在上述第一种实施形态的手性化合物的检测系统中,还可以具有这样的技术特征,还包括:数据分析装置,具有:第一谱图存储部,用于存储多个第一标准谱图,该第一标准谱 图是采用光谱仪以及第一基底材料对手性化合物的标准品分别进行检测而得到的光谱图;第二谱图存储部,用于存储多个第二标准谱图,该第二标准谱图是采用光谱仪以及第二基底材料对手性化合物的标准品分别进行检测而得到的光谱图;谱图匹配部,用于根据第一检测谱图从第一谱图存储部中匹配出对应的第一标准谱图作为第一匹配谱图,以及根据第二检测谱图从第二谱图存储部中匹配出对应的第二标准谱图作为第二匹配谱图;以及谱图分析部,用于根据第一检测谱图及第一匹配谱图对待测样品进行定性定量分析,并根据第二检测谱图及第二匹配谱图对待测样品进行对映体含量比例分析。
发明作用与效果
根据本发明提供的手性化合物的检测系统,由于采用具有手性特质的材料作为基底材料与光谱仪配合使用,该具有手性特质的材料能够对手性化合物的不同对映体产生不同强度的相互作用,因此,通过光谱仪对这种作用效果进行检测即可得出对映体的含量比例从而实现手性化合物的检测。与现有技术中的手性化合物检测系统相比,本发明的检测系统具有操作简单、结果准确等优点。
附图说明
图1为本发明实施例一的检测系统的构成示意图;
图2是采用本发明实施例一的检测系统对R-柠檬烯和S-柠檬烯混合的样品进行检测的拉曼光谱图;
图3是采用本发明实施例一的检测系统对R-柠檬烯和S-柠檬烯的混合物进行检测得到的特征峰强度与手性分子含量百分比的线性拟合图;
图4是采用本发明实施例一的检测系统对L-环己基甘氨酸和D-环己基甘氨酸的混合物进行检测得到的特征光谱图;
图5是采用本发明实施例一的检测系统对L-环己基甘氨酸和D-环己基甘氨酸的混合物进行特征光谱检测得到的特征峰强度与手性对映体含量百分比的线性拟合图;
图6是本发明实施例三的采用花形纳米氧化钛粉末作为基底材料的检测系统对相同浓度的N-乙酰-L-半胱氨酸和N-乙酰-D-半胱氨酸分别进行检测得到的特征光谱图;
图7是本发明实施例三的采用扇形纳米银粉末作为基底材料的检测系统对相同浓度的N-乙酰-L-半胱氨酸和N-乙酰-D-半胱氨酸分别进行检测得到的特征光谱图;
图8是本发明实施例四的检测系统的构成示意图。
具体实施方式
以下结合附图来说明本发明的具体实施方式。
<实施例一>
图1为本发明实施例一的检测系统的构成示意图。
如图1所示,本实施例的检测系统100包括基底材料10、光谱仪20以及数据分析装置30。其中,基底材料10为具有手性特质的材料。

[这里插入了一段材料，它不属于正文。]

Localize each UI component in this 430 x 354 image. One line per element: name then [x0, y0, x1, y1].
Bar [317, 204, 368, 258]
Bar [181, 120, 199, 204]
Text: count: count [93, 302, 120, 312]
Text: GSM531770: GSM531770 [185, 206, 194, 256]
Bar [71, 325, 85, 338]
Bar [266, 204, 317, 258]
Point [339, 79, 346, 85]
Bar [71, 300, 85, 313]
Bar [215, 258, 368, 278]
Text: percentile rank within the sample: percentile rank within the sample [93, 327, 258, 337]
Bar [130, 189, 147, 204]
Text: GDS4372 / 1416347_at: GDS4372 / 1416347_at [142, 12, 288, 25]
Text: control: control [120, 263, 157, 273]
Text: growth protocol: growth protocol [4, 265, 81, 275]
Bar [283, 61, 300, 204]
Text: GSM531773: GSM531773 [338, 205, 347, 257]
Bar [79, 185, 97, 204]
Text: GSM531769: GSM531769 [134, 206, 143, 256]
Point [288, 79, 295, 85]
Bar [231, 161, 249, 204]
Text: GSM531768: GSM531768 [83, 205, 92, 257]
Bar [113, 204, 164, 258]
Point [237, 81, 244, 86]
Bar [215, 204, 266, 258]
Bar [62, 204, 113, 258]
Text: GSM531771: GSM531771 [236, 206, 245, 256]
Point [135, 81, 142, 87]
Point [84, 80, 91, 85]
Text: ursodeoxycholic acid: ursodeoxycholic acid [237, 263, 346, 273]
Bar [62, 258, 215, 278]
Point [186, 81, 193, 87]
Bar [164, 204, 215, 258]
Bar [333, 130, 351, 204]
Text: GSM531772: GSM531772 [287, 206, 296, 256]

具体地,基底材料10为金纳米螺旋纤维阵列,该金纳米螺旋纤维阵列具有这样的特点:1)金是一种金属类的等离子体共振材料,其在拉曼光谱检测过程中作为基底材料时能够对样品的拉曼信号进行增强;2)金纳米螺旋纤维阵列是一种经由生长方法形成在硅基板上的膜材料,由多根整齐排列的单股金螺旋纤维构成,该螺旋纤维结构是一种单手性结构,相应地,这种金纳米螺旋纤维阵列是具有手性特质的材料。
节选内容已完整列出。